Friday, May 13, 2016: 5:30 PM-7:00 PM
Hall A (Baltimore Convention Center)
B. Park1, B. Lee2, L. Tabb3, I. Burstyn2, M. D. Fallin4, I. Hertz-Picciotto5, L. A. Croen6 and C. J. Newschaffer7, (1)Mental Health Department, 1. Department of Mental Health, Johns Hopkins Bloomberg School of Public Health,, Baltimore,, MD, (2)Drexel University, Philadelphia, PA, (3)Department of Epidemiology and Biostatistics, Drexel University, Philadelphia, PA, (4)Wendy Klag Center for Autism and Developmental Disabilities, JHBSPH, Baltimore, MD, (5)Dept of Public Health Sciences, School of Medicine, UC Davis MIND Institute, Davis, CA, (6)Division of Research, Kaiser Permanente, Oakland, CA, (7)A.J. Drexel Autism Institute, Philadelphia, PA

The antimicrobial agents triclosan (TCS) and triclocarban (TCC) have androgen disrupting potential and are widely used in household and personal care products. An increase in prenatal testosterone level has been associated with autistic traits. However, the roles of prenatal TCS and TCC exposures in this context have not been explored.


The goal of this analysis is to examine whether triclosan and triclocarban containing antimicrobial use during pregnancy is associated with early autistic traits.


The EARLI (Early Autism Risk Longitudinal Investigation) cohort follows mothers of a child with autism spectrum disorders (ASD) at the start of a subsequent pregnancy through to ASD assessment in the subsequent child. Home walk-through surveys conducted during pregnancy and postpartum were used to estimate dichotomized “early prenatal” and “late prenatal/early postpartum” TCS or TCC product use among 170 pregnancies in the EARLI study. Linear regression models were used to determine the association between dichotomized exposures during early prenatal and late prenatal/early postpartum period and autistic traits at 12 months using AOSI (Autism Observational Scales in Infants) scores.

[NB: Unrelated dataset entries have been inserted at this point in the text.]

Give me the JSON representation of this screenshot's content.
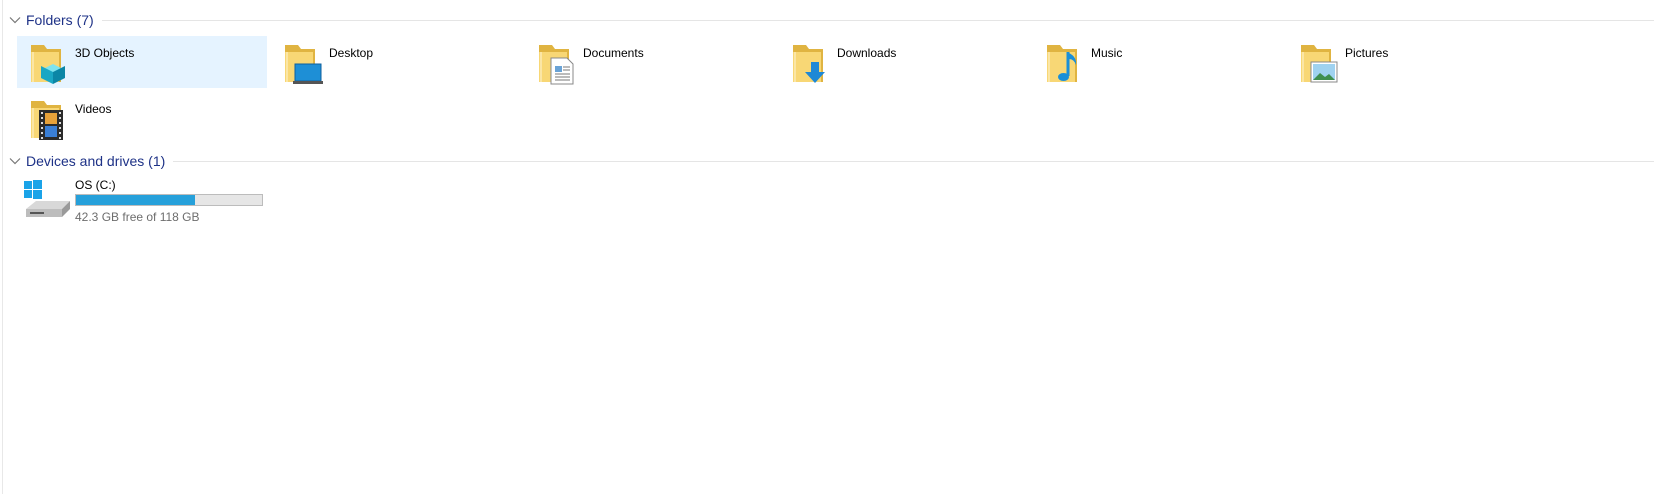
{
  "groups": {
    "folders": {
      "title": "Folders (7)"
    },
    "devices": {
      "title": "Devices and drives (1)"
    }
  },
  "folders": [
    {
      "label": "3D Objects",
      "icon": "3d-objects-folder-icon",
      "selected": true
    },
    {
      "label": "Desktop",
      "icon": "desktop-folder-icon"
    },
    {
      "label": "Documents",
      "icon": "documents-folder-icon"
    },
    {
      "label": "Downloads",
      "icon": "downloads-folder-icon"
    },
    {
      "label": "Music",
      "icon": "music-folder-icon"
    },
    {
      "label": "Pictures",
      "icon": "pictures-folder-icon"
    },
    {
      "label": "Videos",
      "icon": "videos-folder-icon"
    }
  ],
  "drive": {
    "name": "OS (C:)",
    "free_text": "42.3 GB free of 118 GB",
    "used_fraction": 0.64,
    "icon": "windows-drive-icon"
  },
  "colors": {
    "header_text": "#1e3287",
    "selection": "#e5f3ff",
    "usage_bar": "#26a0da",
    "folder_yellow": "#f8d775"
  }
}
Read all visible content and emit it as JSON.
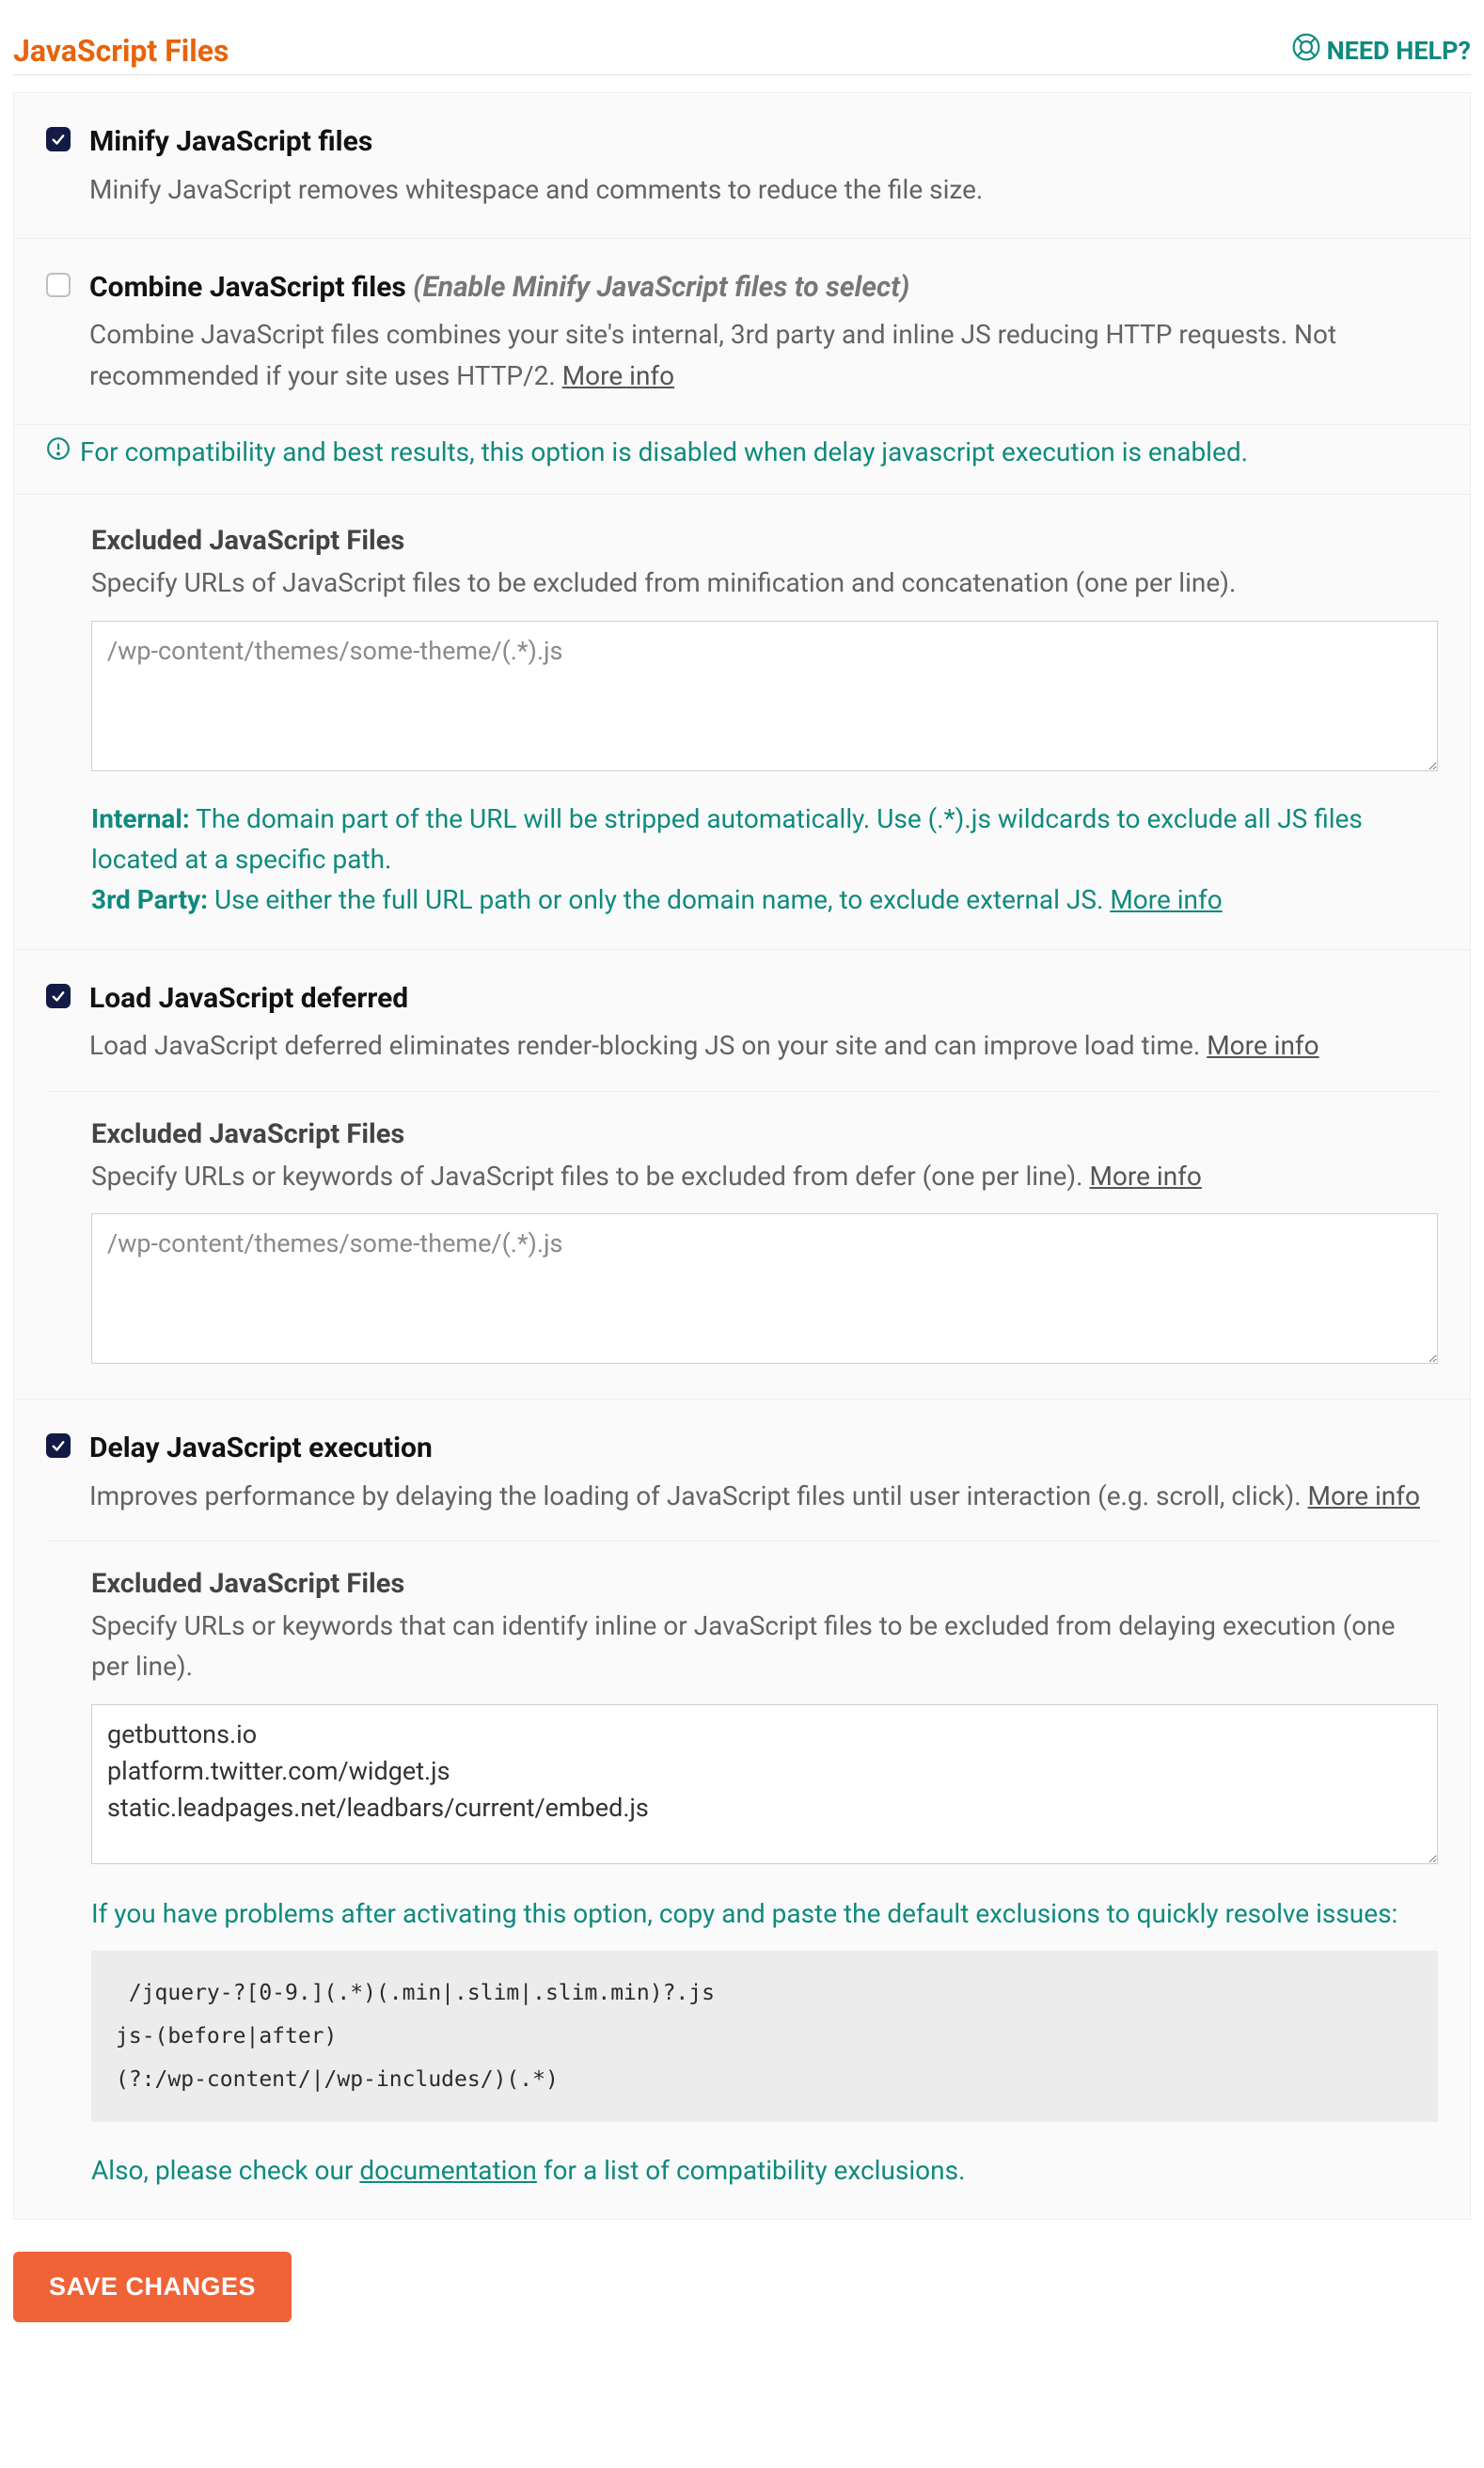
{
  "header": {
    "title": "JavaScript Files",
    "help": "NEED HELP?"
  },
  "sections": {
    "minify": {
      "title": "Minify JavaScript files",
      "desc": "Minify JavaScript removes whitespace and comments to reduce the file size."
    },
    "combine": {
      "title": "Combine JavaScript files ",
      "disabled_note": "(Enable Minify JavaScript files to select)",
      "desc": "Combine JavaScript files combines your site's internal, 3rd party and inline JS reducing HTTP requests. Not recommended if your site uses HTTP/2. ",
      "more": "More info",
      "compat": "For compatibility and best results, this option is disabled when delay javascript execution is enabled."
    },
    "excluded_minify": {
      "title": "Excluded JavaScript Files",
      "desc": "Specify URLs of JavaScript files to be excluded from minification and concatenation (one per line).",
      "placeholder": "/wp-content/themes/some-theme/(.*).js",
      "note_internal_label": "Internal:",
      "note_internal_text": " The domain part of the URL will be stripped automatically. Use (.*).js wildcards to exclude all JS files located at a specific path.",
      "note_3p_label": "3rd Party:",
      "note_3p_text": " Use either the full URL path or only the domain name, to exclude external JS. ",
      "more": "More info"
    },
    "defer": {
      "title": "Load JavaScript deferred",
      "desc": "Load JavaScript deferred eliminates render-blocking JS on your site and can improve load time. ",
      "more": "More info"
    },
    "excluded_defer": {
      "title": "Excluded JavaScript Files",
      "desc": "Specify URLs or keywords of JavaScript files to be excluded from defer (one per line). ",
      "more": "More info",
      "placeholder": "/wp-content/themes/some-theme/(.*).js"
    },
    "delay": {
      "title": "Delay JavaScript execution",
      "desc": "Improves performance by delaying the loading of JavaScript files until user interaction (e.g. scroll, click). ",
      "more": "More info"
    },
    "excluded_delay": {
      "title": "Excluded JavaScript Files",
      "desc": "Specify URLs or keywords that can identify inline or JavaScript files to be excluded from delaying execution (one per line).",
      "value": "getbuttons.io\nplatform.twitter.com/widget.js\nstatic.leadpages.net/leadbars/current/embed.js",
      "post_note": "If you have problems after activating this option, copy and paste the default exclusions to quickly resolve issues:",
      "code": " /jquery-?[0-9.](.*)(.min|.slim|.slim.min)?.js\njs-(before|after)\n(?:/wp-content/|/wp-includes/)(.*)",
      "doc_pre": "Also, please check our ",
      "doc_link": "documentation",
      "doc_post": " for a list of compatibility exclusions."
    }
  },
  "save_label": "SAVE CHANGES"
}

During the early prenatal period, 89% of mothers reported using at least one personal care product potentially containing TCS/TCC. In the late prenatal/early postpartum period, 73% of mothers reported using personal care products potentially containing TCS/TCC. Among the four categories of personal care products examined, the largest proportion of mothers (67%) reported using TCC/TCS-containing dish soap, followed by antibacterial soap (49%), toothpaste (45%) and body/face soap (19%) during the early prenatal period. The total AOSI scores did not differ by TCS or TCC product use and the results did not differ by sex of the child.


Findings from this study do not support an association between use of TCS or TCC-containing products during pregnancy and total AOSI scores. Product use based TCS/TCC exposure estimate and small sample size may have affected our results and should be considered in future investigations of TCS/TCC exposure and ASD.